The Spaghetti Sea, Part Two

The following is an extract from an article by Adele Richards, a frequent traveller of the Spaghetti Sea.

One string of spiderweb can be stronger than steel. And yet it blows away in the wind. Did you think about where it blows away to? 

An average spider can have fifty babies a year. Multiply that over decades (and do not forget to add the webs of the new arachnids too), and consider how much spiderweb that is. And yet you never see a millimetre of it again.

This is because when broken, the spiders snatch the web away, and take it down into the bowels of the Earth.

You may have heard how difficult the Spaghetti Sea is to traverse.
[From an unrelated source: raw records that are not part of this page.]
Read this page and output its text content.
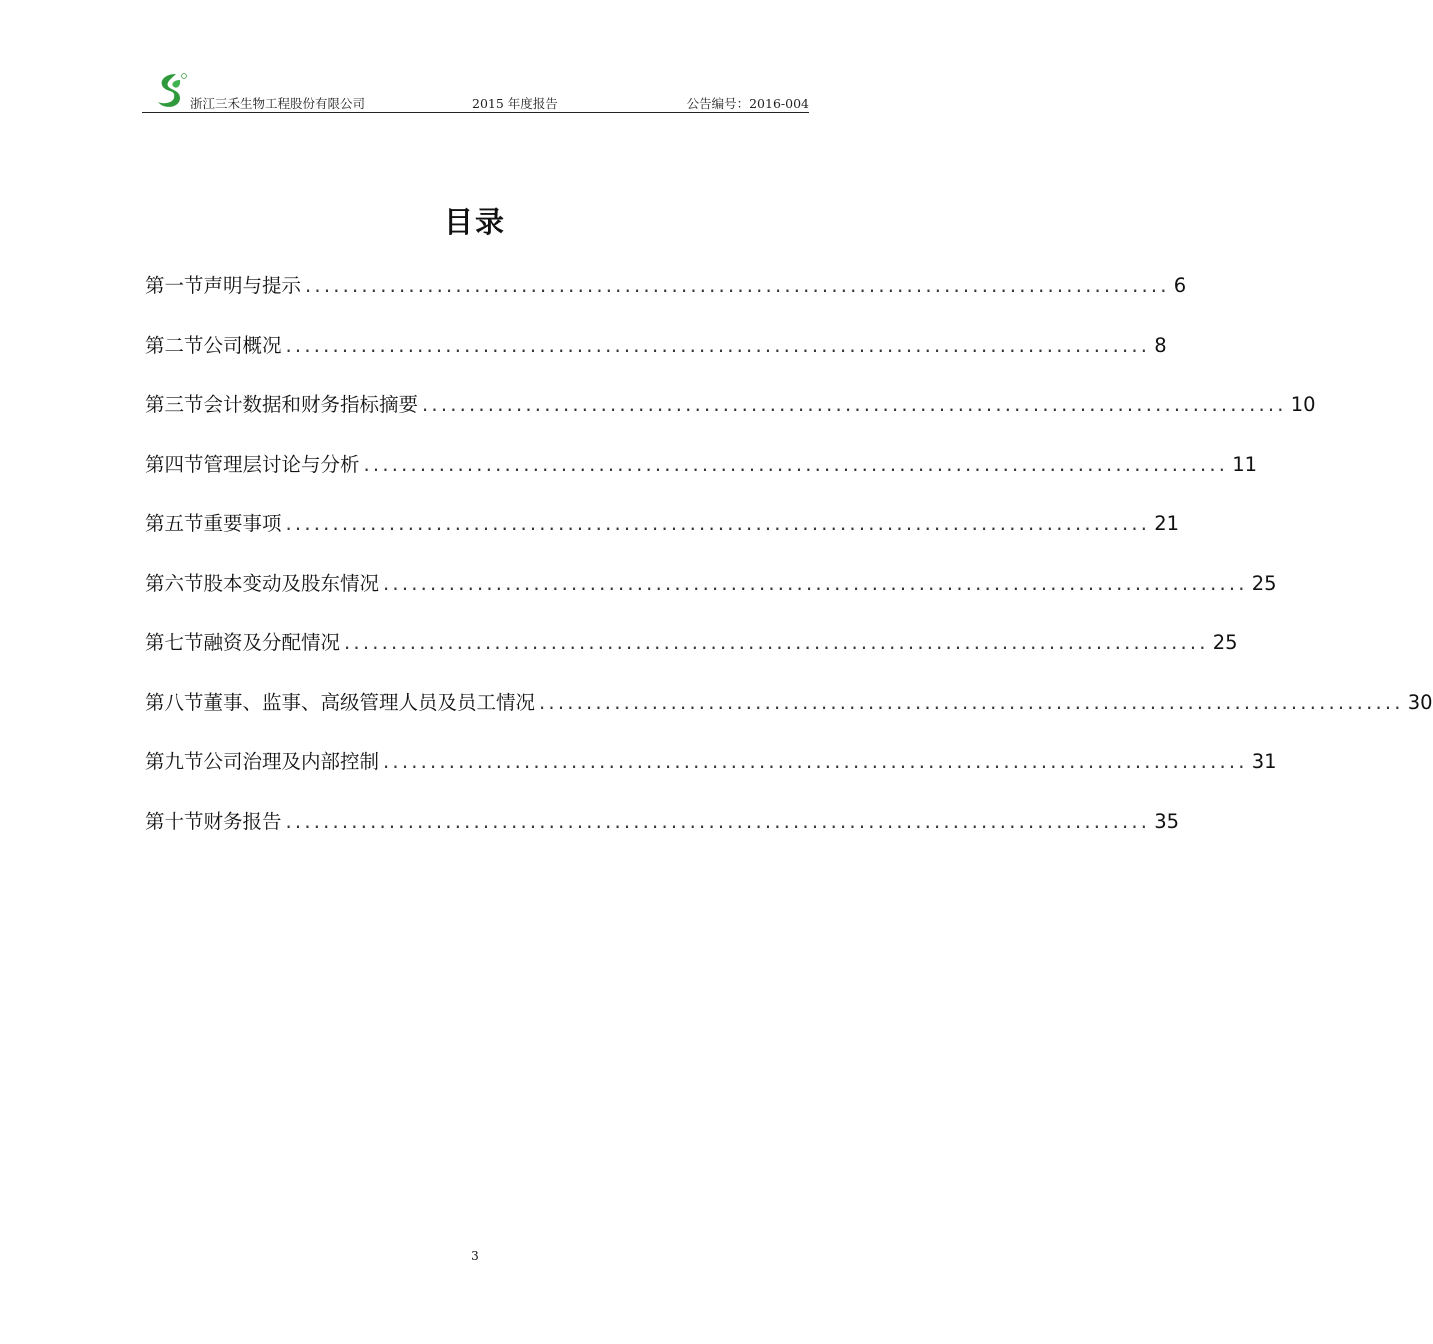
浙江三禾生物工程股份有限公司	2015 年度报告	公告编号：2016-004
目录
第一节声明与提示 ............................................................................................ 6
第二节公司概况 ............................................................................................ 8
第三节会计数据和财务指标摘要 ............................................................................................ 10
第四节管理层讨论与分析 ............................................................................................ 11
第五节重要事项 ............................................................................................ 21
第六节股本变动及股东情况 ............................................................................................ 25
第七节融资及分配情况 ............................................................................................ 25
第八节董事、监事、高级管理人员及员工情况 ............................................................................................ 30
第九节公司治理及内部控制 ............................................................................................ 31
第十节财务报告 ............................................................................................ 35
3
But the spiders know their way, and take every drop of web into the tunnels. I have seen them. They have run over my hiking boots three kilometres down. One day, I decided to follow them. 

There were points when the tunnels were no bigger than laundry chutes, and the air stank of sulphur. But I found where they took the broken webs. Every inch.

The room is an almost perfect sphere. The floor is five foot deep, and bounces like a trampoline. Centuries of webs form this creation, carried by trillions of arachnids. Long ropes of tightly bound web hang from the ceiling.

On the ground are sculpted flowers, trees. Webbed ducks float upon a spun lake. Silk dogs chase spun cats. A world underneath the world, mimicking the world above.

I did not stay long. Partly because of the scuttling of thousands of tiny black legs. But what struck me the most is that the room is not finished. They have started to build our cities. How they keep them up to date I do not know.

I think, if you waited long enough in the Spider room of the Spaghetti Sea, you might watch them build you.